La « première histoire » de Tibhirine, elle est connue de chacun de nous et du monde entier. Elle a fait la Une de tous les médias, en 1996 ( et encore aujourd'hui ). Il y est question de terreur, de Groupes Islamistes Armés, de Services secrets, de cercueils remplis de sable et de mensonges d'Etat. .. Cette histoire-là, s'attache bien peu aux moines. À chaque fois, je la trouve sinistre, désespérante. (Pourtant, la vérité doit être dite, « officiellement ». )
La "deuxième histoire" de Tibhirine,
Celle de l'amitié de ces moines pour ce pays d'Algérie et pour son peuple. Cette relation, tissée depuis des dizaines d'années, avec la patience du fil des jours, elle est Belle. Elle a failli passer inaperçue. L'actualité, dévoreuse d'événements, va si vite. Sans « le testament » de « Christian », cette seconde histoire aurait-elle été soupçonnée? Aurait-elle été entendue? C'est, huit jours après l'annonce de leur mort, que « le testament» est publié dans La Croix, puis dans toute la presse. Je le découvre dans mon journal de tous les jours. Je le lis, le relis. Étonné, bouleversé. Un homme, aujourd'hui disparu, me parle de ses choix de vie. Comme il me touche, son amour inconditionnel pour l'Algérie et les Algériens. Son respect pour l'Islam. Son pardon, offert ... Avec ce texte, Christian et sa communauté viennent de reprendre la parole, et aussi simplement qu'ils avaient vécu, ils donnent les clés de leur présence, en ces lieux et ces temps, si troublés. Soudain, j'éprouve de la gratitude pour ces sept moines (à l'époque, je suis bien loin de penser que cela me conduirait à réaliser « Le testament de Tibhirine » ).

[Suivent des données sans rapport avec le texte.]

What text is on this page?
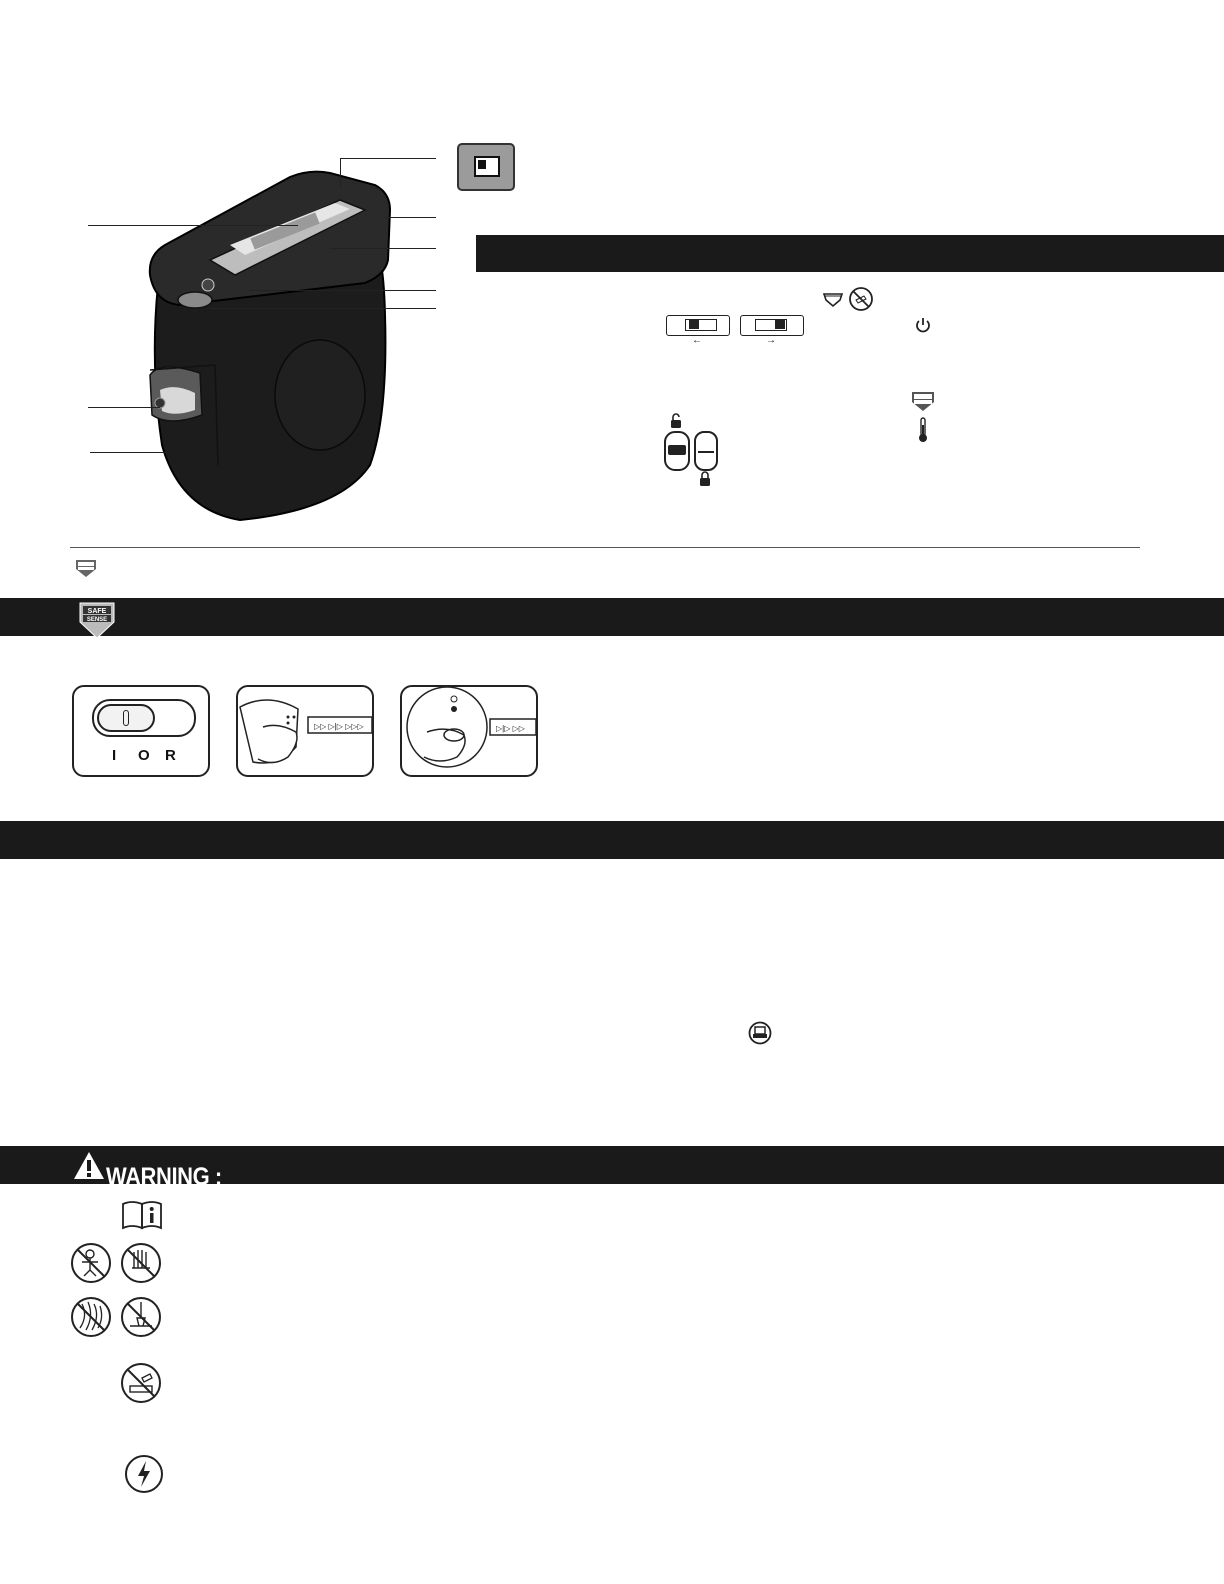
←	→
SAFE
SENSE
I O R
▷▷ ▷|▷ ▷▷▷	▷|▷ ▷▷
WARNING :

Deux ans plus tard. juillet 1998.
C'est au Pèlerinage islamo-chrétien de Vieux-Marché (toujours en Bretagne ), que je rencontre la sœur et le beau-frère de "Célestin ". Ils connaissent bien Tibhirine, pour y être allés plusieurs fois. « Viens nous voir, à Nantes. » Ce que je fais. Ils aimeraient que je réalise un film sur Célestin. L'homme est attachant. Pourtant, ce qui me captive dans leurs propos, c'est tout ce qui concerne la vie de "la communauté ". Les liens avec le village de Tibhirine. Les liens des moines, entre eux. Je découvre des personnalités fortes, traversées de tensions et d'oppositions. Leur unité, elle se fonde sur leur attachement à ce pays et à leurs voisins. Désormais, je comprends mieux pourquoi ils sont « restés ".
Sur le pas de leur porte, quand je les quitte, ils ont bien perçu mon désir de film et me disent : « La famille de Michel est toute proche, l'Abbaye de Bellefontaine, aussi. La maman de Christophe, guère plus loin. » C'est ainsi que je commence un tour de France des familles et des monastères. Vendôme, Rennes, Bordeaux, Aiguebelle - Montélimar, Thonon, Paris.
J'écris un premier projet de Documentaire « Rester à Tibhirine ", qui devient assez vite « Le testament de Tibhirine ». Nous sommes en 2000. Gilles Padovani, mon producteur, le propose aux responsables des différentes chaînes de télévision. Sans succès. On lui dit: « Cette histoire n'intéresse qu'un tout petit public. Par contre, il y a une enquête à faire sur les GIA, les rivalités entre services secrets ... » Merci bien. Ce n'est pas notre projet. (Finalement, c'est l'approche du "dixième anniversaire" - 2006, qui décide une chaîne du Service public à entrer en coproduction.)
Automne 2004. Premier tournage en Algérie.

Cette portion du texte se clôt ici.